Benoit Douville wrote:
Well, The Czech population suffered a lot when Heydrich was the leader and they suffered a lot more after the death of Heydrich, think about the tragedy of Lidice.
Actually, no.
The Czech population was relatively well treated, and enjoyed much the same conditions of life as the population of Germany proper, for example they had the same level of food rations. Bohemia/Moravia made a very important contribution to German war production, in particular the munitions plants at Skoda, and continued to do so right until the end of the war. The Czech workers at the factories were normal employees, and not conscripted labour; they continued to turn out weapons for the German army until the end of the war.
Heydrich did not treat the Czech population brutally. In fact, he was making great progress in reconciling them to German rule through a two-pronged policy of on the one hand increasing wages and the supply of goods, and on the other of cracking down very hard on black-marketeers, who were very unpopular. At the same time he was utterly ruthless with saboteurs and resisters; for example he executed a number of Czech officials and senior Czech army officers who were plotting to subvert German rule.
It was precisely because of Heydrich's success in cutting the ground from under what little resistance activity there was in Bohemia/Moravia, and of getting the workforce to produce efficiently and abundantly for the German war effort that the Czech Government-in-Exile set out to assassinate him. It was purely for propaganda reasons; the lack of Czech resistance, plus the fact that the Czechs seemed to be working hard for Germany, was severely undermining the credibility of the Czechs in Allied eyes.

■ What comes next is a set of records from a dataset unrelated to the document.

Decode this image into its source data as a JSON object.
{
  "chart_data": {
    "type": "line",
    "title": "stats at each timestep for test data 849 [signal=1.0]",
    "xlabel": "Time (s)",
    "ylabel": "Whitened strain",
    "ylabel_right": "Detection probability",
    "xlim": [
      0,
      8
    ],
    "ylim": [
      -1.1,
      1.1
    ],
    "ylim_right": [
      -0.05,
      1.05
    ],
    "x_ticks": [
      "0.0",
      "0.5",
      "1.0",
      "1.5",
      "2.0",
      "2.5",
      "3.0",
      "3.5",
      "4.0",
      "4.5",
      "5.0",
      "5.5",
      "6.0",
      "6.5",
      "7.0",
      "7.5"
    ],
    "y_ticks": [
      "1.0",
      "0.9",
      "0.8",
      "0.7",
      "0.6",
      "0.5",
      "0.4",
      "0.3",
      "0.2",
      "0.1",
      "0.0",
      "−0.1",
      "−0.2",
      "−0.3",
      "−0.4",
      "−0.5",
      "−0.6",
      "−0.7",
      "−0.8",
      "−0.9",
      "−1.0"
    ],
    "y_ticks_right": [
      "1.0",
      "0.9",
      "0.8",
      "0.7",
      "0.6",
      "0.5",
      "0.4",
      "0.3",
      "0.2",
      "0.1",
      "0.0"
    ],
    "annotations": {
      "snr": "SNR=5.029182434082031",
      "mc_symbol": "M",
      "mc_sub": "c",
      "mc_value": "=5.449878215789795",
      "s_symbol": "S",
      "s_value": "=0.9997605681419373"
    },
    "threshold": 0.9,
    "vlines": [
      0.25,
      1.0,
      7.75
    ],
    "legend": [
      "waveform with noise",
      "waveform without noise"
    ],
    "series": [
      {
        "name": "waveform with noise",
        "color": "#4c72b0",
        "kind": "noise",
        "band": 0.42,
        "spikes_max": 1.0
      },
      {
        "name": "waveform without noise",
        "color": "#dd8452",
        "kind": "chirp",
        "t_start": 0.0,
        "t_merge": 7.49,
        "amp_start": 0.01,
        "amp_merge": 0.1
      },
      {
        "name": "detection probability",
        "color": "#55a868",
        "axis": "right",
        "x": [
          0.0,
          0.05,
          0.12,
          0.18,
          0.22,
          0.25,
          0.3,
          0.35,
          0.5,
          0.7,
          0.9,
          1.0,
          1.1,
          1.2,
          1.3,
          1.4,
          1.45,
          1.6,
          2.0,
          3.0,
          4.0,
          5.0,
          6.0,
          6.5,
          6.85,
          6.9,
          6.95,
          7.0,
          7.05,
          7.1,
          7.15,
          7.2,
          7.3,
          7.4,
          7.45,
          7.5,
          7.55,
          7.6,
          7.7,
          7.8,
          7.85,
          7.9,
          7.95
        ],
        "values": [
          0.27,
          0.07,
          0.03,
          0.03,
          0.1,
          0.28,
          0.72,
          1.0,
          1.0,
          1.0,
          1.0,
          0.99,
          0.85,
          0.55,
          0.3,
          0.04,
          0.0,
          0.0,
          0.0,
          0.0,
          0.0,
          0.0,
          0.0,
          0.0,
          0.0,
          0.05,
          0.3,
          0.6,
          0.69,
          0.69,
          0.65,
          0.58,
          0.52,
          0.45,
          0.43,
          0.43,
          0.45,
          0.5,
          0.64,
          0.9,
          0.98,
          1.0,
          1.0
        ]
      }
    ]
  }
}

Another reason for assassinating Heydrich was to provoke the German authorities to punish the Czech population, and thereby ruin the modus vivendi that Heydrich had created.
The Lidice atrocity in reprisal for the assassination of Heydrich stands out because it was pretty well unique in Bohemia/Moravia. There was very little resistance activity that needed to be suppressed, no large-scale anti-partisan warfare, no civil war between rival political groupings.
The atrocities committed at the very end of the war against both German soldiers and the large German ethnic minority were most likely the work of underground resistance organisations which came out of the woodwork when all the fighting was basically over. The population as a whole did not have any real reason to seek revenge, although they may have stood by and let the resistance activists commit atrocities in order to ingratiate themselves with the new rulers.
The same thing happened in France after the German retreat. The public reprisals against collaborators, including a wave of semi-legal executions, were carried out mainly by Communist activists who emerged once the Germans had left.